Title:Charity! A Word to the Rich.
Author:By The Author Of “Proverbial Philosophy”
This poem, ‘By The Author Of “Proverbial Philosophy”’ contains forty lines divided into
couplets implied by indentation. The structure of an eleven syllable line followed by a shorter 8
syllable line is repeated throughout. The rhyme scheme of ABAB further
divides the poem into quatrains.
The poem is directly addressed to the rich in society, with concern to charitable giving,
engendering the upper classes to “extend” their “generous blessing” on those who are less
fortunate. The poet inspires a sense of duty through religious teachings in the imagery portrayed
through the poem. The repetition of “To Him !” at the beginning of lines 8,9,11 and 13 create
emphasis on the duty that the rich have to “Him” (God) to fulfil their Christian values by giving to
Furthermore, in the opening lines of the poem, the abstract nouns of “Need” and “Affliction”
are capitalised, highlighting the unyielding plight of the poor. This is then echoed a few lines later
where the poet capitalises the abstract nouns of “Judgement” and “Mercy” in a religious context.
Therefore, the poet draws a parallel between this religious imagery and charitable deeds. Through
drawing a link between religious judgement and charity, the poet alludes to a direct association
between the two, hinting that through charitable deeds “Need” and “Affliction” can be eliminated
and consequently provide the rich with virtuous wealth in the eyes of God.

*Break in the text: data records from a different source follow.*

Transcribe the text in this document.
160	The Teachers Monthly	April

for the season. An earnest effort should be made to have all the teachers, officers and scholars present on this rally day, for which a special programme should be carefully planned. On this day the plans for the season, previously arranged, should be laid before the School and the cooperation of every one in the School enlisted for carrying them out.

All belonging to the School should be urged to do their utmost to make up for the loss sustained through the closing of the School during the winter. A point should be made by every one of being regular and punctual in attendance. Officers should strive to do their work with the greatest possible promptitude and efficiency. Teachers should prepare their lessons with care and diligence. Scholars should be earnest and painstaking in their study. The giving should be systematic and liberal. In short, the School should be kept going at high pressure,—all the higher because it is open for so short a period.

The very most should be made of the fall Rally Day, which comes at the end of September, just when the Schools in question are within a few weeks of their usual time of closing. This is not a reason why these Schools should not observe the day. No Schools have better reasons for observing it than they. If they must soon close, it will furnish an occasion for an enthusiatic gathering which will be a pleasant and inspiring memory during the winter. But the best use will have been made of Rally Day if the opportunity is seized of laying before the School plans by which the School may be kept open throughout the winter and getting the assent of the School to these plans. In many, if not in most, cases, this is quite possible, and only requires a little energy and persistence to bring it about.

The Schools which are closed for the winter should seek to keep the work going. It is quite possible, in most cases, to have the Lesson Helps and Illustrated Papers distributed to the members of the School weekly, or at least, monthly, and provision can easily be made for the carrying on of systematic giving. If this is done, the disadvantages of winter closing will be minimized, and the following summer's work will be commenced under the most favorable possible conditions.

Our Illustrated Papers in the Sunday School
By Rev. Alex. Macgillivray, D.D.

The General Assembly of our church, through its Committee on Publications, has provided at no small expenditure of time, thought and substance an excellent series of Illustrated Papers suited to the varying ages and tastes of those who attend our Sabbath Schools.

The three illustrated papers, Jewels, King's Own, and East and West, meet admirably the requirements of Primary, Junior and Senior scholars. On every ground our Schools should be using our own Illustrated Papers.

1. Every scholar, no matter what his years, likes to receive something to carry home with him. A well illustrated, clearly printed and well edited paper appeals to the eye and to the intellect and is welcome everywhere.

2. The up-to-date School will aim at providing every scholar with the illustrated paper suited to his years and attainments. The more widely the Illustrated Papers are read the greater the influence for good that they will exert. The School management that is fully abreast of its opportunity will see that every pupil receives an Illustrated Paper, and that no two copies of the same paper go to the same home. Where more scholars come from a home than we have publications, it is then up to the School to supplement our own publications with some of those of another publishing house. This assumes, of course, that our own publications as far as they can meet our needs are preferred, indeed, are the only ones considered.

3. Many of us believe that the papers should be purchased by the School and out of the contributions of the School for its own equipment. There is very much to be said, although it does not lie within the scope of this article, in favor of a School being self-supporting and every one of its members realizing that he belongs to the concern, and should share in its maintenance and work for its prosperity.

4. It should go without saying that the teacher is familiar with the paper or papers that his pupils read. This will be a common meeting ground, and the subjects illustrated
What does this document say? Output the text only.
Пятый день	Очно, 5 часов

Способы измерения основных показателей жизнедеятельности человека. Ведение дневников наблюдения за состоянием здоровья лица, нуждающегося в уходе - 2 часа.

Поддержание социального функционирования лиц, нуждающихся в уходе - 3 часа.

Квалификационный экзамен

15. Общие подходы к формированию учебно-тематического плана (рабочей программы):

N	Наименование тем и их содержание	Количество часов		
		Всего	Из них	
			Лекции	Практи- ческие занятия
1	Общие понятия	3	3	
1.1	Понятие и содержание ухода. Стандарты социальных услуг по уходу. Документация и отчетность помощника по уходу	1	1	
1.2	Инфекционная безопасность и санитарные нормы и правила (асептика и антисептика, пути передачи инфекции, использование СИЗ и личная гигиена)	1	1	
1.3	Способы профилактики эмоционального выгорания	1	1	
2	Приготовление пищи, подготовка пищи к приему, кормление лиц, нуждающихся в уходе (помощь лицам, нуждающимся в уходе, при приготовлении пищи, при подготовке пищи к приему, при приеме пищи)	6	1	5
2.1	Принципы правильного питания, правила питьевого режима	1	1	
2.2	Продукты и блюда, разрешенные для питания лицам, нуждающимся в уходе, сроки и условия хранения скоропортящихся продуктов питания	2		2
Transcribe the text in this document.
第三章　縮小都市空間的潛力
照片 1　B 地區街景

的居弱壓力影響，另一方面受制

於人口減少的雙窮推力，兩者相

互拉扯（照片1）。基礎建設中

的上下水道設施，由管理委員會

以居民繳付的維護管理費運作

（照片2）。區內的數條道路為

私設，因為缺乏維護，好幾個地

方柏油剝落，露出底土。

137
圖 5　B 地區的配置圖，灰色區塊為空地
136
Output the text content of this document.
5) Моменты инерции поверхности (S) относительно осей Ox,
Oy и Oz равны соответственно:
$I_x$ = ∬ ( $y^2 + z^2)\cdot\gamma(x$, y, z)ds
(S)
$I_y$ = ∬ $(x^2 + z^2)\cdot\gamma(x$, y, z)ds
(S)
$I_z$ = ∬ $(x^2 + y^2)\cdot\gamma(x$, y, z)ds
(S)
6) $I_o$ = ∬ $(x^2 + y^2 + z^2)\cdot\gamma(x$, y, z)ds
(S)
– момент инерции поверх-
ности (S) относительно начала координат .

The poet engenders a sense of patriotism, highlighting the virtuous qualities associated with
Britain. The line “O Britain! dear home of the good and the great,/ The kind, and the fair, and the
free,” highlights a sense of desperation and an emotional plea, with an optimistic and
complimentary portrayal of the British people. Through this, the poet appeals to the patriotic pride
of Britain as a nation, eliminating any sense of class difference and highlighting a sense of unity,
rather than a bitter critique of class difference.